Fétiche
C'était seulement la quatrième fois de la nuit que je me réveillais pour tâtonner sous mon oreiller en pleine crise de panique, quand l'un de mes compagnons de chambre, bougon de nature semblait-il, alluma sa veilleuse et me lança un regard foudroyant. Il m'aboya dessus d'un ton rustre : soi-disant que mes terreurs nocturnes étaient systématiquement accompagnées de couinements porcins et qu'il ne pouvait pas dormir. Serviable, je lui proposai une tisane à la camomille pour calmer son insomnie. Le voyageur devait prendre son autonomie très à cœur puisque l'idée même de recevoir de l'aide de la part d'un étranger le fit bondir hors de son lit pour atterrir sur le mien. Par chance pour lui, mais moins pour moi, nous étions tous deux sur la partie supérieure des lits superposés fournis par l'auberge.
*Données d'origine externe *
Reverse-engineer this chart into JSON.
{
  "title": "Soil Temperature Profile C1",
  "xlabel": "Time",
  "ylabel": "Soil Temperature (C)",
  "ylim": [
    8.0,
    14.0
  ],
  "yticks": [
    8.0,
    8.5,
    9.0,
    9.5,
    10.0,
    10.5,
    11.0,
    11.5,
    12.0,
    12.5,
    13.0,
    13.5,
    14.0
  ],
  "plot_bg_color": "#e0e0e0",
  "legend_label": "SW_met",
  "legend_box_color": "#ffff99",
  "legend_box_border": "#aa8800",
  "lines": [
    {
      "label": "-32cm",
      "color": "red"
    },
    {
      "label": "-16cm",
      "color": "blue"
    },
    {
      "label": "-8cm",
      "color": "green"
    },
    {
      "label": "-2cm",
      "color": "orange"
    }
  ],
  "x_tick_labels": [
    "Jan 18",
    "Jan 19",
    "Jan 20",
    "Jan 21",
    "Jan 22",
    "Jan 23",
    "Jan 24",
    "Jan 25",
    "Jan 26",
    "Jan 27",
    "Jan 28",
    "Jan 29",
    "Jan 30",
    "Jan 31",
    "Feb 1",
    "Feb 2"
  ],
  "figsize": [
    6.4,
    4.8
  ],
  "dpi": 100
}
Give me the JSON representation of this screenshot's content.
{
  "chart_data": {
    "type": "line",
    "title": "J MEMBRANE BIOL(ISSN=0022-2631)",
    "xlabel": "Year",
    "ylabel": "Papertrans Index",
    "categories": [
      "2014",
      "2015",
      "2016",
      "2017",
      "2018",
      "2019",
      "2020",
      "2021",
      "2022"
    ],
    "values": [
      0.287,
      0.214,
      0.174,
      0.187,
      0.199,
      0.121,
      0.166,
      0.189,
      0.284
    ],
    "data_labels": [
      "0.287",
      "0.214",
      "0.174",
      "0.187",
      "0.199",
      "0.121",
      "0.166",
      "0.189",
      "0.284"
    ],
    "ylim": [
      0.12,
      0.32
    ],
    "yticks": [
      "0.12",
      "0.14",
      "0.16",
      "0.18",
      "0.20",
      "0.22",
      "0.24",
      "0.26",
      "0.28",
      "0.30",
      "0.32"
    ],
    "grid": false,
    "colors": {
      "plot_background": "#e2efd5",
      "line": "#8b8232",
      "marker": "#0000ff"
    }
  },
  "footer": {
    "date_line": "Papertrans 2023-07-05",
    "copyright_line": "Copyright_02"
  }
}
C'est tout ce dont je me souviens de ma première nuit à Barcelone.
Le lendemain, pressé de découvrir la ville et de déposer des CV dans chaque commerce et chaque auberge de jeunesse que je repérerais, je me levai à huit heures (après avoir laissé mon alarme sonner une bonne trentaine de minute pour finir de me réveiller en douceur). Aux regards que je croisai en me dirigeant vers la salle de bain, je compris que mon compagnon irascible avait transmis sa mauvaise humeur à tout le dortoir, aussi je décidai de rebrousser chemin afin d'emporter mon héritage familial avec moi sous la douche. Les convoitises qu'il risquait de provoquer pouvaient conduire même les personnes les mieux intentionnées aux actes les plus indicibles, je n'osais même pas imaginer l'effet qu'il aurait dans une pièce remplie d'ondes négatives et de voyageurs en sueur (comme chacun sait, les auberges de jeunesse investissent rarement dans la climatisation, du moins celles qui valent le coup d'être visitées). Prenant le risque à ce moment-là de dévoiler à mes compagnons l'emplacement de mon trésor le plus cher, je pris note mentalement de ne pas le remettre sous mon oreiller la nuit suivante.
Après la douche, je sortis et entrepris de déambuler au hasard dans les rues afin de me familiariser avec la ville qui, je l'espérais, m'accueillerait quelques mois. Au bout d'un moment, je m'installai dans un café pour me reposer certes, mais surtout pour tenter de paraître sympathique au patron avant de lui laisser mon curriculum. Le patron était une patronne, et son air sévère, avec phrases brusques et ses sourcils constamment froncés, altérèrent quelque peu ma confiance en moi. Après avoir sifflé mon cappuccino, n'étant pas du genre à me laisser démonter, j'allai aux toilettes dans le but de me réciter des mantras rassurants avec mon fétiche familial. Horreur absolue de constater que mon précieux talisman n'était pas dans ma poche. Je cherchai frénétiquement chaque recoin de mes habits et de mon corps, les moulinets de mes bras m'infligeant quelques gifles au passage. Rien. Saisi d'angoisse, je courus hors du café vers l'auberge (ce qui s'avéra être la seconde mauvaise décision de la journée puisque j'avais marché pas loin de 5 heures en ligne droite pour arriver jusqu'ici). La patronne du café, qui avait sans surprise reconnu la bienveillance qui émanait de moi, courut quelques dizaines de mètres derrière moi en me criant des encouragements en chinois.
Arrivé à l'auberge, haletant, boitant et en nage (toujours pas de climatisation), alors que je m'approchais de l'ascenseur pour me rendre dans mon dortoir, j'entendis une conversation entre deux réceptionnistes /plombiers/agents d'entretien/psychologues/barmen/animateurs (pas de place pour les personnes monotâches dans les auberges de jeunesse, le personnel doit être rentable) :
" — Le grand gagnant du jour pour moi c'est ce gigantesque vibromasseur multicolore oublié dans un dortoir vide, et toi ?
— Moi c'est un flacon de verre rempli de rognures d'ongles sur le bord d'un lavabo... J'ai pas la preuve parce que je l'ai balancé direct mais je pense que je mérite une pinte."
Balancé direct... Mon cœur manqua un battement, j'eus un haut-le-corps suivi d'une éructation apocalyptique, et après avoir effectué une rotation sur mon axe y je m'évanouis, la dernière chose que j'avais vue imprimée sur ma rétine : ce gigantesque vibromasseur multicolore.